Das Grab von Detlev Ludwig, ob es auch an der Mauer lag, ist immer voll Blumen gewesen, denn seine Schwestern haben es betreut bis in ihr Alter. Und ich habe selber als Kind noch mit Großtante Christel an manchem heißen Sommerabend Wasser vom Braruper Dorfteich getragen, um die Rosen und Reseden zu begießen.

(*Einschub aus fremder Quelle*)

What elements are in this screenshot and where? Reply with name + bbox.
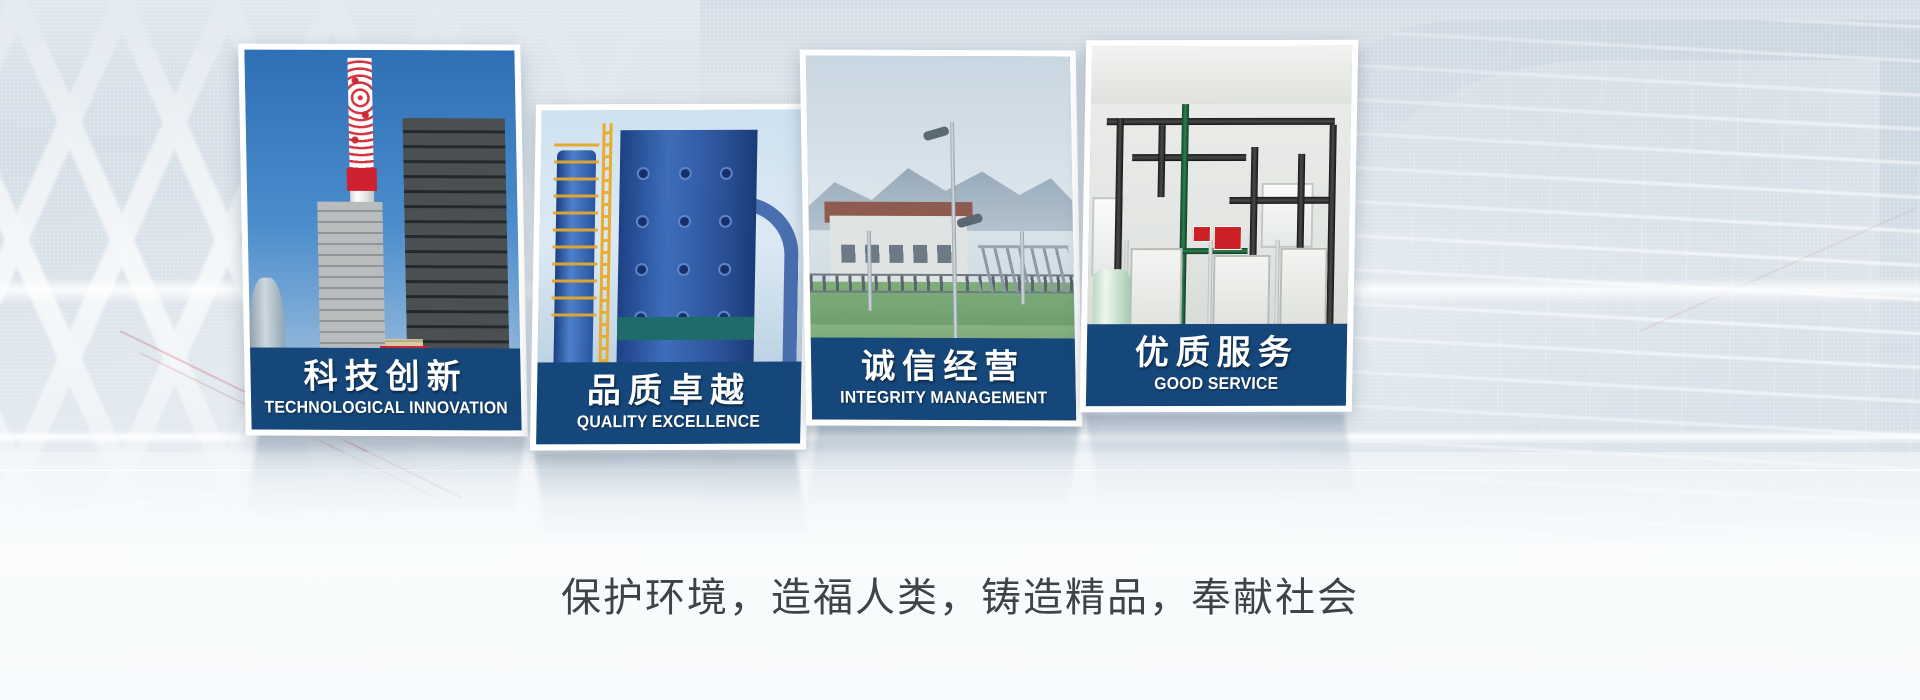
card-title-en: TECHNOLOGICAL INNOVATION [264,399,508,419]
card-label-bar: 品质卓越 QUALITY EXCELLENCE [536,362,801,445]
feature-card-quality-excellence[interactable]: 品质卓越 QUALITY EXCELLENCE [530,104,812,451]
banner-stage: 科技创新 TECHNOLOGICAL INNOVATION 品质卓越 [0,0,1920,700]
card-photo: 科技创新 TECHNOLOGICAL INNOVATION [244,50,521,431]
photo-warning-sign [1193,226,1211,242]
feature-card-integrity-management[interactable]: 诚信经营 INTEGRITY MANAGEMENT [800,50,1083,427]
photo-teal-band [617,317,755,341]
photo-chimney-band [346,168,376,191]
card-title-zh: 诚信经营 [815,348,1072,387]
card-title-zh: 品质卓越 [541,372,798,411]
card-title-zh: 优质服务 [1090,334,1343,373]
card-label-bar: 诚信经营 INTEGRITY MANAGEMENT [811,338,1076,421]
banner-tagline: 保护环境，造福人类，铸造精品，奉献社会 [0,565,1920,623]
card-title-en: QUALITY EXCELLENCE [549,413,787,433]
card-title-en: GOOD SERVICE [1099,375,1334,394]
photo-window [1260,183,1313,248]
photo-chimney-pattern [347,58,373,172]
photo-windows [841,245,957,264]
photo-safety-cage [551,144,599,331]
card-label-bar: 优质服务 GOOD SERVICE [1086,324,1347,406]
photo-pipe [1132,154,1247,161]
card-photo: 诚信经营 INTEGRITY MANAGEMENT [806,56,1076,421]
card-label-bar: 科技创新 TECHNOLOGICAL INNOVATION [250,348,522,431]
photo-pipe [1157,125,1165,197]
feature-card-good-service[interactable]: 优质服务 GOOD SERVICE [1080,40,1359,412]
background-floor-line [0,470,1920,471]
photo-pipe [1106,118,1335,125]
card-photo: 品质卓越 QUALITY EXCELLENCE [536,110,806,445]
card-title-en: INTEGRITY MANAGEMENT [825,389,1063,409]
photo-ceiling [1091,46,1352,104]
photo-pipe [1230,197,1334,204]
feature-card-technological-innovation[interactable]: 科技创新 TECHNOLOGICAL INNOVATION [238,44,528,437]
photo-warning-sign [1213,226,1241,250]
card-title-zh: 科技创新 [254,358,517,397]
card-photo: 优质服务 GOOD SERVICE [1086,46,1352,406]
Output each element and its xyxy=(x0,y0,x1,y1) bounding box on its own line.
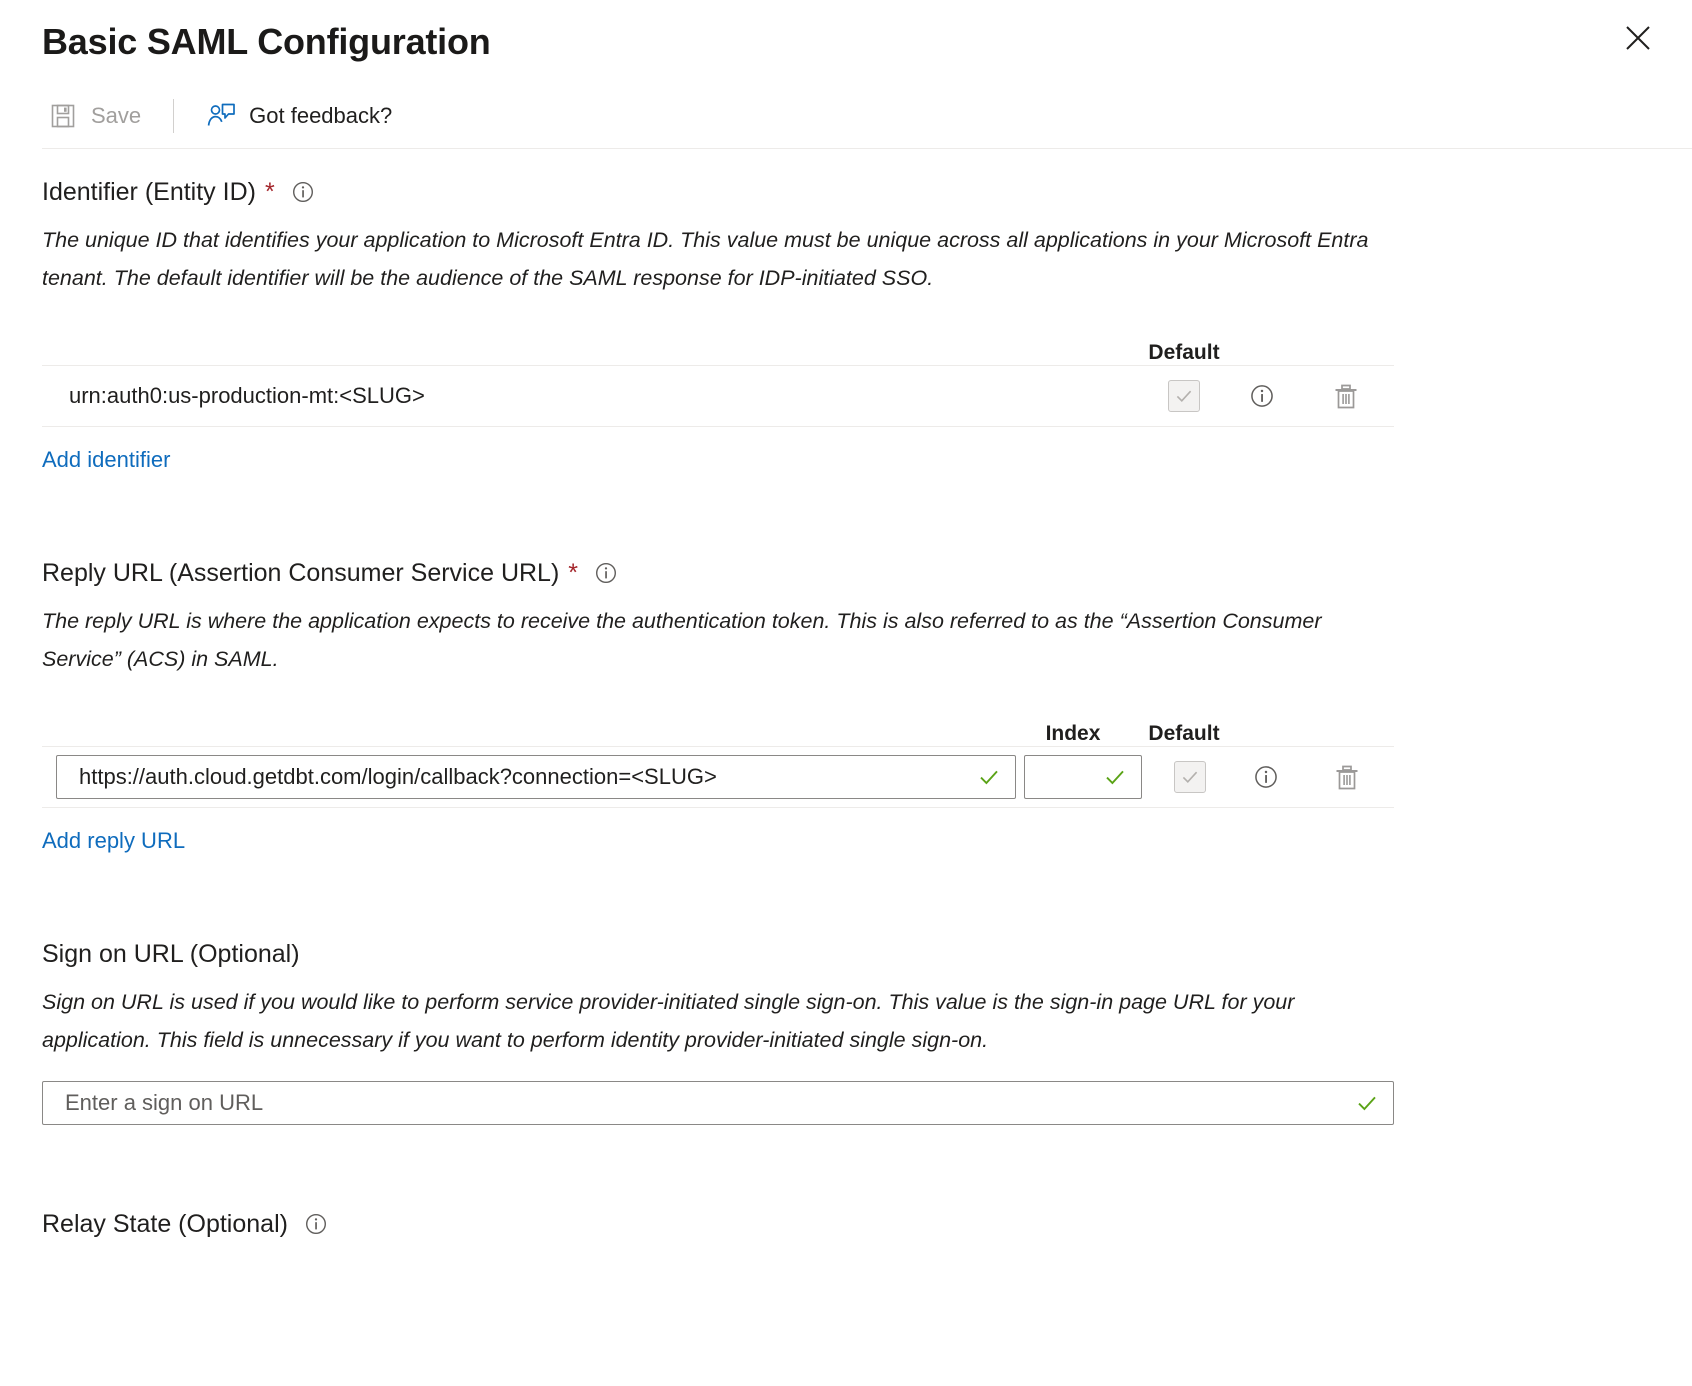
reply-url-heading: Reply URL (Assertion Consumer Service UR… xyxy=(42,558,1650,588)
trash-icon[interactable] xyxy=(1333,762,1361,792)
save-label: Save xyxy=(91,105,141,127)
sign-on-url-heading-label: Sign on URL (Optional) xyxy=(42,939,300,969)
reply-url-input[interactable]: https://auth.cloud.getdbt.com/login/call… xyxy=(56,755,1016,799)
close-button[interactable] xyxy=(1616,18,1660,62)
add-identifier-link[interactable]: Add identifier xyxy=(42,446,170,474)
required-asterisk: * xyxy=(265,177,275,207)
info-icon[interactable] xyxy=(594,561,618,585)
add-reply-url-link[interactable]: Add reply URL xyxy=(42,827,185,855)
page-title: Basic SAML Configuration xyxy=(42,18,1652,66)
section-spacer xyxy=(42,855,1650,911)
identifier-table: Default urn:auth0:us-production-mt:<SLUG… xyxy=(42,323,1394,427)
sign-on-url-placeholder: Enter a sign on URL xyxy=(43,1091,1355,1115)
table-row: https://auth.cloud.getdbt.com/login/call… xyxy=(42,746,1394,808)
save-disk-icon xyxy=(48,101,78,131)
identifier-heading-label: Identifier (Entity ID) xyxy=(42,177,256,207)
sign-on-url-description: Sign on URL is used if you would like to… xyxy=(42,983,1372,1059)
got-feedback-label: Got feedback? xyxy=(249,105,392,127)
save-button[interactable]: Save xyxy=(42,94,147,138)
panel-content: Identifier (Entity ID) * The unique ID t… xyxy=(0,177,1692,1239)
toolbar-divider xyxy=(173,99,174,133)
reply-url-table-header: Index Default xyxy=(42,704,1394,746)
identifier-section: Identifier (Entity ID) * The unique ID t… xyxy=(42,177,1650,474)
reply-url-heading-label: Reply URL (Assertion Consumer Service UR… xyxy=(42,558,559,588)
info-icon[interactable] xyxy=(1253,764,1279,790)
identifier-value[interactable]: urn:auth0:us-production-mt:<SLUG> xyxy=(42,381,1142,411)
section-spacer xyxy=(42,474,1650,530)
reply-url-index-input[interactable] xyxy=(1024,755,1142,799)
column-header-default: Default xyxy=(1142,722,1226,746)
info-icon[interactable] xyxy=(304,1212,328,1236)
command-bar: Save Got feedback? xyxy=(0,84,1692,148)
relay-state-heading: Relay State (Optional) xyxy=(42,1209,1650,1239)
got-feedback-button[interactable]: Got feedback? xyxy=(200,94,398,138)
sign-on-url-input[interactable]: Enter a sign on URL xyxy=(42,1081,1394,1125)
trash-icon[interactable] xyxy=(1332,381,1360,411)
reply-url-default-checkbox[interactable] xyxy=(1174,761,1206,793)
info-icon[interactable] xyxy=(291,180,315,204)
column-header-default: Default xyxy=(1142,341,1226,365)
table-row: urn:auth0:us-production-mt:<SLUG> xyxy=(42,365,1394,427)
feedback-person-icon xyxy=(206,101,236,131)
sign-on-url-heading: Sign on URL (Optional) xyxy=(42,939,1650,969)
reply-url-input-value: https://auth.cloud.getdbt.com/login/call… xyxy=(57,765,977,789)
relay-state-heading-label: Relay State (Optional) xyxy=(42,1209,288,1239)
identifier-default-checkbox[interactable] xyxy=(1168,380,1200,412)
panel-header: Basic SAML Configuration xyxy=(0,0,1692,66)
section-spacer xyxy=(42,1125,1650,1181)
valid-check-icon xyxy=(1355,1091,1393,1115)
identifier-table-header: Default xyxy=(42,323,1394,365)
reply-url-table: Index Default https://auth.cloud.getdbt.… xyxy=(42,704,1394,808)
reply-url-section: Reply URL (Assertion Consumer Service UR… xyxy=(42,558,1650,855)
identifier-heading: Identifier (Entity ID) * xyxy=(42,177,1650,207)
relay-state-section: Relay State (Optional) xyxy=(42,1209,1650,1239)
column-header-index: Index xyxy=(1004,722,1142,746)
close-icon xyxy=(1623,23,1653,58)
info-icon[interactable] xyxy=(1249,383,1275,409)
toolbar-bottom-divider xyxy=(42,148,1692,149)
sign-on-url-section: Sign on URL (Optional) Sign on URL is us… xyxy=(42,939,1650,1125)
valid-check-icon xyxy=(1103,765,1141,789)
identifier-description: The unique ID that identifies your appli… xyxy=(42,221,1372,297)
reply-url-description: The reply URL is where the application e… xyxy=(42,602,1372,678)
valid-check-icon xyxy=(977,765,1015,789)
required-asterisk: * xyxy=(568,558,578,588)
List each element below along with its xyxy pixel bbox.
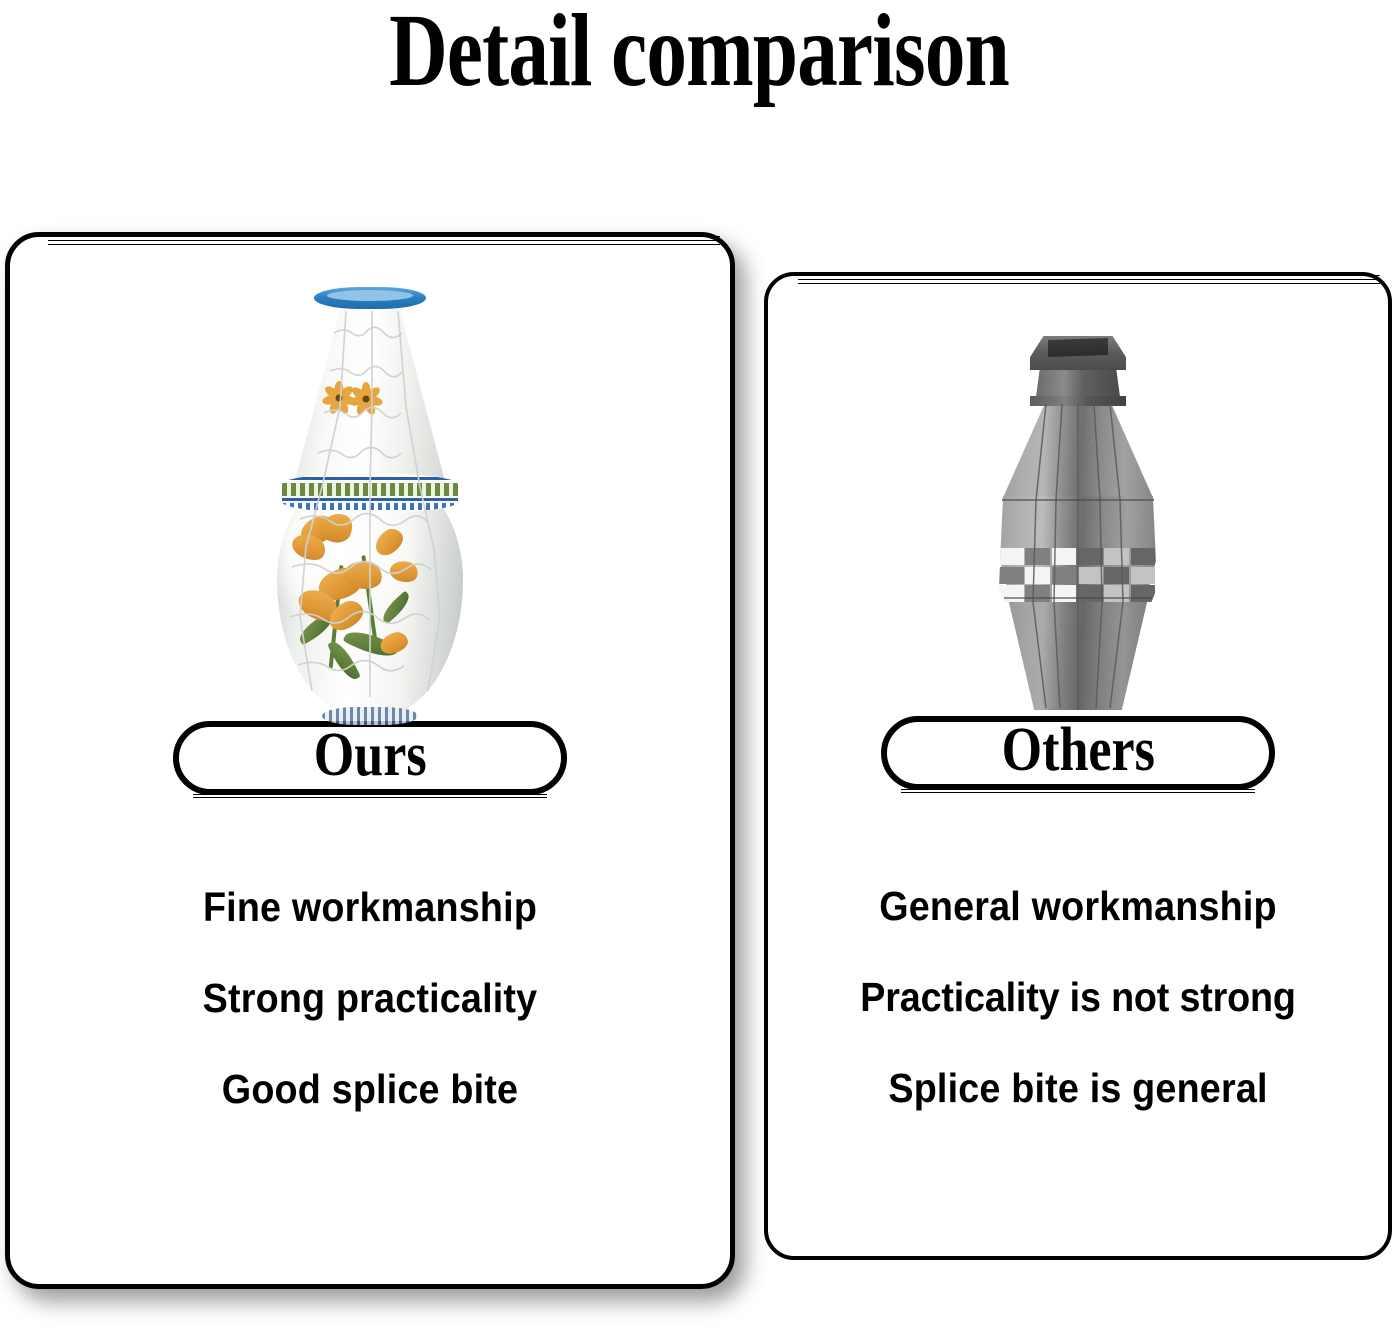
feature-item: Fine workmanship — [39, 887, 701, 928]
badge-container-ours: Ours — [10, 721, 730, 795]
badge-ours: Ours — [173, 721, 567, 795]
panel-top-rule-ours — [48, 236, 720, 245]
comparison-panel-ours: Ours Fine workmanship Strong practicalit… — [5, 232, 735, 1289]
feature-item: Splice bite is general — [793, 1068, 1363, 1109]
vase-collar-lip — [1030, 396, 1126, 406]
feature-item: Good splice bite — [39, 1069, 701, 1110]
vase-shoulder — [1002, 404, 1154, 500]
vase-lower-body — [1005, 598, 1151, 710]
feature-item: Practicality is not strong — [793, 977, 1363, 1018]
vase-rim-opening — [327, 290, 413, 301]
vase-opening — [1048, 338, 1108, 357]
vase-checker-band — [999, 548, 1157, 604]
badge-others: Others — [881, 716, 1275, 790]
daisy-flower — [324, 383, 354, 413]
product-image-ours — [10, 257, 730, 727]
grey-brick-vase-illustration — [978, 336, 1178, 716]
feature-list-others: General workmanship Practicality is not … — [768, 886, 1388, 1159]
badge-rule-ours — [193, 790, 547, 798]
feature-list-ours: Fine workmanship Strong practicality Goo… — [10, 887, 730, 1160]
badge-label-others: Others — [1001, 719, 1154, 781]
daisy-flower — [352, 385, 380, 413]
vase-decorative-band — [282, 473, 458, 513]
porcelain-floral-vase-illustration — [260, 287, 480, 727]
badge-label-ours: Ours — [314, 724, 427, 786]
comparison-panel-others: Others General workmanship Practicality … — [764, 272, 1392, 1260]
feature-item: General workmanship — [793, 886, 1363, 927]
badge-rule-others — [901, 785, 1255, 793]
comparison-infographic: Detail comparison — [0, 0, 1398, 1330]
page-title: Detail comparison — [154, 0, 1244, 105]
product-image-others — [768, 316, 1388, 716]
iris-flower-cluster — [282, 513, 432, 689]
panel-top-rule-others — [798, 275, 1380, 284]
badge-container-others: Others — [768, 716, 1388, 790]
vase-base-ring — [322, 707, 418, 725]
feature-item: Strong practicality — [39, 978, 701, 1019]
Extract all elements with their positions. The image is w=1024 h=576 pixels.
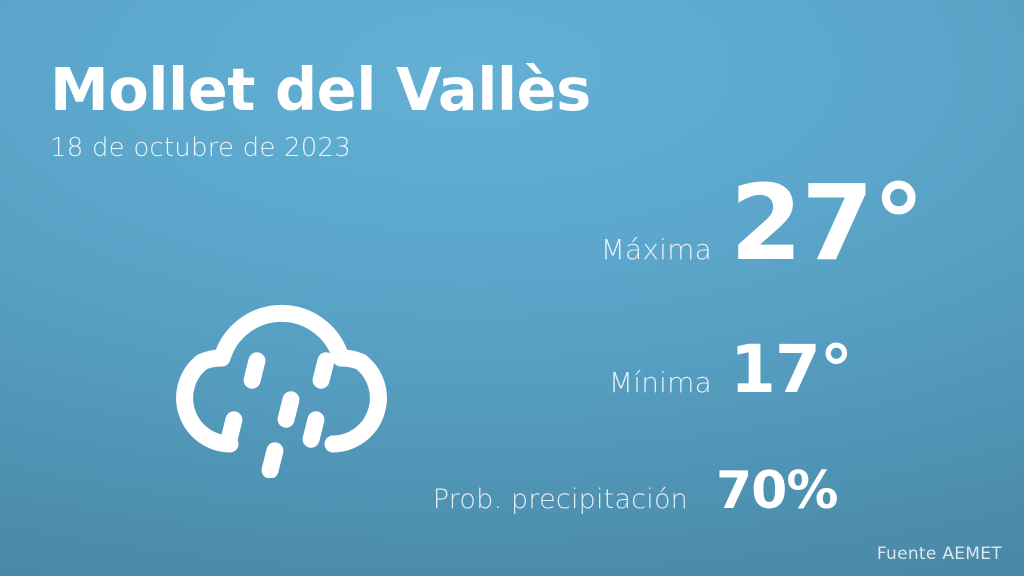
stat-label-minima: Mínima xyxy=(400,366,712,399)
stat-label-precipitacion: Prob. precipitación xyxy=(400,484,688,515)
stat-value-precipitacion: 70% xyxy=(716,468,837,515)
header: Mollet del Vallès 18 de octubre de 2023 xyxy=(50,60,670,161)
rain-drop xyxy=(311,350,336,390)
stat-label-maxima: Máxima xyxy=(400,233,712,266)
rain-drop xyxy=(301,409,326,449)
rain-cloud-icon xyxy=(168,248,408,478)
rain-drops xyxy=(219,350,336,478)
rain-drop xyxy=(242,350,267,390)
stat-value-minima: 17° xyxy=(730,340,852,399)
source-attribution: Fuente AEMET xyxy=(877,544,1002,564)
weather-icon xyxy=(168,248,408,478)
rain-drop xyxy=(276,389,301,429)
weather-card: Mollet del Vallès 18 de octubre de 2023 … xyxy=(0,0,1024,576)
stat-value-maxima: 27° xyxy=(730,178,924,270)
rain-drop xyxy=(260,440,285,478)
page-title: Mollet del Vallès xyxy=(50,60,670,119)
rain-drop xyxy=(219,409,244,449)
stat-row-precipitacion: Prob. precipitación 70% xyxy=(400,468,980,515)
date-subtitle: 18 de octubre de 2023 xyxy=(50,135,670,161)
stat-row-maxima: Máxima 27° xyxy=(400,178,980,270)
stat-row-minima: Mínima 17° xyxy=(400,340,980,399)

Martine Möwke heiratete nicht, und so ging der Hof auf ihre jüngere Schwester Christel über, die, wie ich schon sagte, einen Verwandten von Vaterseite, Peter Stein, heiratete. Sie war geboren im Jahr 1828 und ihre Hochzeit fiel in das Jahr 1852. So sind wir bei meinen Berichten langsam bis zu den Tagen gekommen, die noch in unsre Gegenwart hineingreifen. Denn bei Tante Christel und Onkel Peter hab' ich Kindesrechte gehabt, eigentlich müßte ich sagen, Enkelrechte, wegen des großen Altersunterschiedes.

Sie haben nie Kinder gehabt, und wären nicht die vielen Kinder der früheren Geschlechter gewesen, dann wäre der Duvenhof nun doch in fremde Hände gekommen. Aber die meisten hatten den Namen Möwke abgelegt, wenn sie heirateten, nur die kleine Ovedine, die den jungen Lehrer in Tondern geheiratet hatte, den, der während der Franzosenzeit sich zwischen den Eisschollen versteckt hatte, die hatte sich Tamsen-Möwke genannt – Tamsen war der Name des Lehrers gewesen –, und als nun der Duvenhof keine Kinder mehr aufwachsen sah, da beschlossen Onkel Peter und Tante Christel, es solle eine von den Nachkommen dieses Zweiges sein, die einmal auf dem Duvenhof Herrin würde. Und sie haben, aber ohne daß ich es wußte, mich schon als kleines Kind dazu ausersehen; denn, wie es manchmal wunderlich kommt im Leben, daß ganz kleine Dinge über Großes entscheiden, so ist es auch hier gewesen.